Lewis v. Harwood
Annotate this Case
10 U.S. 82 (1810)
- Syllabus |
U.S. Supreme Court
Lewis v. Harwood, 10 U.S. 6 Cranch 82 82 (1810)
Lewis v. Harwood
10 U.S. (6 Cranch) 82
ERROR TO THE CIRCUIT COURT
FOR THE DISTRICT OF VIRGINIA
A bond in an action upon which it would be necessary to assign breaches and call in a jury to assess damages is not assignable under the statute of Virginia.
Error to the Circuit Court for the District of Virginia in an action of debt upon a bond dated February 3, 1784, the condition of which was that if the obligor should pay to William Whetcroft, his attorney, heirs, executors, administrators or assigns, the sum of 3,000 current money of Virginia, on or before 1 January, 1785, then the obligation to be void.
Provided that if the obligor, on application by the obligee at the Town of Fredericksburg, on or after 1 January, 1785, should pay to the obligee 3,000 in officers' certificates of a certain description or should pay the interest of 6 percent from the date of the bond, on such certificates, if not paid, and should annually and punctually pay the said 6 percent
when applied to as before mentioned, in doing of which the condition of the bond was to be dischargeable by payment of the 3,000 officers' certificates, otherwise the bond was to have its full force and effect.
Upon the pleas of payment and conditions performed, the verdict and judgment below were for the plaintiff.
The defendant brought his writ of error.
LIVINGSTON, J. delivered the opinion of the Court as follows:
On 3 February, 1784, the
plaintiff executed his bond to William Whetcroft in the penal sum of 6,000, to which there is a condition in the following words:
"The condition of the above obligation is such that if the said John Lewis shall well and truly pay to the said William Whetcroft the full sum of three thousand pounds, current money of Virginia, on or before 1 January, 1785, then this obligation to be void. Provided and it is to be understood that in case the said Lewis, on application by the said Whetcroft to him, in the Town of Fredericksburg, on or after the said first day of January, shall pay unto the said William, or his attorney, the sum of three thousand pounds in officers' certificates issued under an act of assembly passed November, 1781, for pay or arrearages of pay and depreciation, or shall well and truly pay the interest of six percentum from the date hereof, on the said certificates if not paid, and shall moreover annually and punctually pay the said six percent when applied to as before mentioned, in doing of which the condition of this bond is dischargeable by payment of the said three thousand pounds officers' certificates; otherwise the bond shall have its full force and effect."
This bond was assigned to the defendant on 3 August, 1790, and an action at law was brought on it in the name of the assignee in the Circuit Court of the United States for the District of Virginia, when judgment was rendered for the defendant.
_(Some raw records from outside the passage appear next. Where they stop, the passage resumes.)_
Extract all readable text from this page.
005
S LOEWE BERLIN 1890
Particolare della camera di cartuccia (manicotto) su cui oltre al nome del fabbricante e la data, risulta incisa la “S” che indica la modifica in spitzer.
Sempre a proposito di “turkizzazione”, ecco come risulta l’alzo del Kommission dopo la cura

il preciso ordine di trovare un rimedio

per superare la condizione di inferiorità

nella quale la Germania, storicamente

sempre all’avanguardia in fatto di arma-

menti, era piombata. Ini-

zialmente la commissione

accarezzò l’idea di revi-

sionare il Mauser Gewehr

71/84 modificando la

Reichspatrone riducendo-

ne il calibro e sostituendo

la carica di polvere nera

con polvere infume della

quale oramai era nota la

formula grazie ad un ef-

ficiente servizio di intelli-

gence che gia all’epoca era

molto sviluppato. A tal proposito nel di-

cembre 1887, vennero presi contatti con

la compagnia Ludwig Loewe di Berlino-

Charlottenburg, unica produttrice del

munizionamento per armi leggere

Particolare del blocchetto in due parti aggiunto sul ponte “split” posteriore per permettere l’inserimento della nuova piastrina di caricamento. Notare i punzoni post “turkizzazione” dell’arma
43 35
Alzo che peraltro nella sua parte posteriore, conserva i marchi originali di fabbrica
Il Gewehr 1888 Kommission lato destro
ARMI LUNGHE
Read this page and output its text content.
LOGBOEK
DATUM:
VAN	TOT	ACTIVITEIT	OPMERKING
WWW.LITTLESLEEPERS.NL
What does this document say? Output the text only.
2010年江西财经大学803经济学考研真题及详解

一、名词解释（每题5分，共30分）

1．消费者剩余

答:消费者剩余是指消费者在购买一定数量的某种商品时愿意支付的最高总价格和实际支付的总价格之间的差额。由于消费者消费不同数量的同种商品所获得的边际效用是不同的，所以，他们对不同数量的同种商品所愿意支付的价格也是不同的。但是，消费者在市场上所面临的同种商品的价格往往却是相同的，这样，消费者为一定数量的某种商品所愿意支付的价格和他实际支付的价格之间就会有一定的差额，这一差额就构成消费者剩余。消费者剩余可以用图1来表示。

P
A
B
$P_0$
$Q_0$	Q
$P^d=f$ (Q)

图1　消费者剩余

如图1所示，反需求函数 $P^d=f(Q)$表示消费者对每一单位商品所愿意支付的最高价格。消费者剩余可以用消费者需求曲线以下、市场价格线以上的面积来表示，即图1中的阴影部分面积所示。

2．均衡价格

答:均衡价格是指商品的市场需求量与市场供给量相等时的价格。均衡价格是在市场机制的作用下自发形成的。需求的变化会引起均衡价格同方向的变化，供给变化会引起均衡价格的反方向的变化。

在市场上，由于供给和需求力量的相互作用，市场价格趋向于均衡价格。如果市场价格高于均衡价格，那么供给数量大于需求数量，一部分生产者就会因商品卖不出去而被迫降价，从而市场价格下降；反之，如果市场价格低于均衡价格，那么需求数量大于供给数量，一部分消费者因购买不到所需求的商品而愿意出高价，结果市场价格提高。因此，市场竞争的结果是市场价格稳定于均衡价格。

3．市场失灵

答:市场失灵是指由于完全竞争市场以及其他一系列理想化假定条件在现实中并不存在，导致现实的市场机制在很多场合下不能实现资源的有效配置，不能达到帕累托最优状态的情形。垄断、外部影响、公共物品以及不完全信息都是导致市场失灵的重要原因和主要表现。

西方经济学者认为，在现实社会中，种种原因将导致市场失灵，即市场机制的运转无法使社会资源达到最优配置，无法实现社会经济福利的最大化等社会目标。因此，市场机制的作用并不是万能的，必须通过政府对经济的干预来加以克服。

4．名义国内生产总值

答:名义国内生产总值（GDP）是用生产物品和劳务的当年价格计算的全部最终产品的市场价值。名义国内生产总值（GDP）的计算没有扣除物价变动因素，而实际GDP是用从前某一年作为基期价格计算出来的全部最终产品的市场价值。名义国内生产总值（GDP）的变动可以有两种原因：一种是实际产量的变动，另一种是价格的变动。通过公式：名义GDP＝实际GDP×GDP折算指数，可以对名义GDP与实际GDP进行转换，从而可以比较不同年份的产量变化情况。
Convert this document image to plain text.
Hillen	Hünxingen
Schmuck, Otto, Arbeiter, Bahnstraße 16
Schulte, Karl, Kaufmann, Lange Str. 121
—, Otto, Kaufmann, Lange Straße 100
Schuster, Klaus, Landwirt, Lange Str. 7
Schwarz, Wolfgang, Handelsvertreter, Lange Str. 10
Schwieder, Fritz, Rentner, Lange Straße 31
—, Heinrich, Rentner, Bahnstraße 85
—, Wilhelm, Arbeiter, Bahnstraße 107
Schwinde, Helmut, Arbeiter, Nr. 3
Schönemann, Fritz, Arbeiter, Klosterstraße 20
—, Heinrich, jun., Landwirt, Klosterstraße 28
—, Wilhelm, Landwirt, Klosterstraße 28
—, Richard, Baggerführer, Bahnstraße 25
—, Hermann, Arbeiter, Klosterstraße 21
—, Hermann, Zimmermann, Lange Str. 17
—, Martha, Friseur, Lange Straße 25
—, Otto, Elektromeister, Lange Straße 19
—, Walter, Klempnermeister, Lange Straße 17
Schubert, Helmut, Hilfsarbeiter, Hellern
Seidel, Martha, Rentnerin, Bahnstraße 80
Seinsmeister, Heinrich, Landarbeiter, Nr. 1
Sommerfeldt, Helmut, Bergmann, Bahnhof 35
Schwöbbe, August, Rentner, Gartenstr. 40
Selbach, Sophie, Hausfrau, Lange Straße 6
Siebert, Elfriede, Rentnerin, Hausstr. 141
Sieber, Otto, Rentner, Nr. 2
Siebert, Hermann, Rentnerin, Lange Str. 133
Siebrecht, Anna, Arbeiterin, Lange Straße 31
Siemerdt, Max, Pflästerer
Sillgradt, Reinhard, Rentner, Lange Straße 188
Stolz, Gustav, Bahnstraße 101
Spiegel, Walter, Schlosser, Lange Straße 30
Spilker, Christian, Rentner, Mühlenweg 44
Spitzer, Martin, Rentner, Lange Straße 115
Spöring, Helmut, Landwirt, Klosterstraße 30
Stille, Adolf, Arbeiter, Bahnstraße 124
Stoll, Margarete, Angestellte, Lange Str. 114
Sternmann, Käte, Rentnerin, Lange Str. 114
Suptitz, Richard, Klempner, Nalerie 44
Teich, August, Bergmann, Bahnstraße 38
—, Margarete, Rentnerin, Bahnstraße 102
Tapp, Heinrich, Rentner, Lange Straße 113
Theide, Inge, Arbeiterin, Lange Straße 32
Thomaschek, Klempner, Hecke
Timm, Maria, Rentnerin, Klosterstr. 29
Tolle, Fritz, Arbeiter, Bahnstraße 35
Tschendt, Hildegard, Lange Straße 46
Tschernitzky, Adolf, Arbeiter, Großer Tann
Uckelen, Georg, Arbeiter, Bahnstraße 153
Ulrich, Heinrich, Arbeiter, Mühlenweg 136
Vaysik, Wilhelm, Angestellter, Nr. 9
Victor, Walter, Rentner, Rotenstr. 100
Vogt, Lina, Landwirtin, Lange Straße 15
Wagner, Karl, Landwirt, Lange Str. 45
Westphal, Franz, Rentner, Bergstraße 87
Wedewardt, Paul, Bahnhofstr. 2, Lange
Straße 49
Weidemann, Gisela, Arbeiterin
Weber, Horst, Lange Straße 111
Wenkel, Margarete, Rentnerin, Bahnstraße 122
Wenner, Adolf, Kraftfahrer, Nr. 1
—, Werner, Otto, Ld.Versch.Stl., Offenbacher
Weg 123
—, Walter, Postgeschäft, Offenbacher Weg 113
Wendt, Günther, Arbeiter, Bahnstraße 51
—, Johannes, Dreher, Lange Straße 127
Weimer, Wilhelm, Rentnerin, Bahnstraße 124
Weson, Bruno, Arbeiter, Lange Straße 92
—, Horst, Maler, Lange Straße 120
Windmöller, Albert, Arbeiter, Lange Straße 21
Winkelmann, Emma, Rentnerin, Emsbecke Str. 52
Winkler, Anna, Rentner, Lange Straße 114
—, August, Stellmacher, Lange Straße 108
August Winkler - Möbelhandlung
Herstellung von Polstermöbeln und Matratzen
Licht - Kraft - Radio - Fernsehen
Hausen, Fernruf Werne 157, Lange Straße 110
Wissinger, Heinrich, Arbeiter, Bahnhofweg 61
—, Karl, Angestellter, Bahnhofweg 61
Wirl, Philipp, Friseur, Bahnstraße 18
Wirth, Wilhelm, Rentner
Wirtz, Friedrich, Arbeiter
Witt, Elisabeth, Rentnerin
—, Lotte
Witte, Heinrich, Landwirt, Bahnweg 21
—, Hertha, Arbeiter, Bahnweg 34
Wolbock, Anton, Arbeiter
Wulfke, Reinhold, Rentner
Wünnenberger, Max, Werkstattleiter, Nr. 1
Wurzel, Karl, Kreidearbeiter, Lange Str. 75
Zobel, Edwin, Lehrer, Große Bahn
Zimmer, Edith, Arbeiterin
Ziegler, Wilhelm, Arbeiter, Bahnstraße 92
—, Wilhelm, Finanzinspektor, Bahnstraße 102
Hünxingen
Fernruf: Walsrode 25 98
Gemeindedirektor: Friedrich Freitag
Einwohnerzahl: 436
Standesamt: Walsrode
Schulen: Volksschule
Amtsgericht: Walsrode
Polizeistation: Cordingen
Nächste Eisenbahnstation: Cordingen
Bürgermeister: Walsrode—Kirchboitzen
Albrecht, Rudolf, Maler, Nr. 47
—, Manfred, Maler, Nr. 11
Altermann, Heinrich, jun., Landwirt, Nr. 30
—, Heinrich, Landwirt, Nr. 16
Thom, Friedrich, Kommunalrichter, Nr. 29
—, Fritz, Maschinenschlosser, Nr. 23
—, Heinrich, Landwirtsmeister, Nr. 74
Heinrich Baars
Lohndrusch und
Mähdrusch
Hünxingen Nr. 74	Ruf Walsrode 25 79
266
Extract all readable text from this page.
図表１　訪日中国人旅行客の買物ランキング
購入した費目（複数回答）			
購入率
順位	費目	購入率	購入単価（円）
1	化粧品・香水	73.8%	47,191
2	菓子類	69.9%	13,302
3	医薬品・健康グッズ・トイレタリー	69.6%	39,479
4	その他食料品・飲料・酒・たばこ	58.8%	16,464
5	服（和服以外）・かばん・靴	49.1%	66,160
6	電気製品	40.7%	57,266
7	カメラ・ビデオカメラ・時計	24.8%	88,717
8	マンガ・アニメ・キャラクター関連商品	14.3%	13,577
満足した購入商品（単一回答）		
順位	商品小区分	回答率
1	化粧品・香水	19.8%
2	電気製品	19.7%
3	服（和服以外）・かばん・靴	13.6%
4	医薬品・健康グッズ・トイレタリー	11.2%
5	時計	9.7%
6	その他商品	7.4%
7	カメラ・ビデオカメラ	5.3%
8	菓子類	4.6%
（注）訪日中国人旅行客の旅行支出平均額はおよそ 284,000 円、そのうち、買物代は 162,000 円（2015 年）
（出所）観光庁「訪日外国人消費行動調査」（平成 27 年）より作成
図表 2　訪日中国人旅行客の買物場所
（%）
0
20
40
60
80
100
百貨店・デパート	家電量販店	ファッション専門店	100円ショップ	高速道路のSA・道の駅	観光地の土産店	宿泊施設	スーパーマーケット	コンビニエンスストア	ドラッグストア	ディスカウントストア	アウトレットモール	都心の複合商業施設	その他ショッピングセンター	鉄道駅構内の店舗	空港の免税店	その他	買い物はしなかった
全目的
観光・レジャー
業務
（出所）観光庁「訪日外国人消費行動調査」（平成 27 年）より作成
On this judgment a writ of error has been sued out, and the plaintiff alleges that the same should be reversed because the bond on which this action is brought is not assignable under the laws of Virginia so as to enable the assignee to prosecute at law in his own name. Other causes of error have been assigned, but the opinion of the Court being with the plaintiff on the first point, it will not be necessary to take any notice of the objections which have been made to the pleadings, or to the imperfect finding of the jury.
A bond not being assignable at common law, the present question must turn altogether on the statutes of Virginia. It seems to have been for a long time doubted, after passing the act of 1748, c. 27, whether any but bonds conditioned to pay money or tobacco were assignable. That question was, however, at last settled by the Court of Appeals in the case of Henderson v. Hepburn, in which it was decided that a bond with a collateral condition was not, within the meaning of this act, assignable. With this decision the Court not only feels no inclination to interfere, but thinks it a fair and just exposition of the acts which had then been passed on this subject. The bonds intended by the legislature were most clearly such as were to become void on the payment of a sum certain and where no intervention or assessment of a jury was necessary. Bonds which require particular breaches to be assigned, damages on which were to be estimated or liquidated by a jury, do not appear to have been contemplated.
It being then settled that bonds with collateral conditions were not assignable under the laws in force at the time of the making of this assignment, it only remains to ascertain the true character of the condition of the bond on which this action is brought.
Although by payment of 3,000 on or before a certain day, the obligor might have discharged himself from the penalty, it was part of the condition that on the application of the obligee by a certain day, a payment in certain certificates, which were not money, might be substituted. This created an alternative by which the penalty might be discharged either by money or officers' certificates, and although the consent of both parties might be necessary to a payment in the latter way, still, as it made part of the written contract, the Court cannot but perceive that on a certain contingency, it was to be considered as a bond on which it might, as it did, become necessary to assign breaches and call in a jury to assess damages. If we look at the record, we shall find the
parties, their counsel, and the jury treating it as a bond of this description.
It is the opinion, therefore, of the Court that this bond was not assignable under the laws of Virginia, and that the judgment of the Circuit Court for the District of Virginia must be
Reversed and judgment on the verdict be arrested.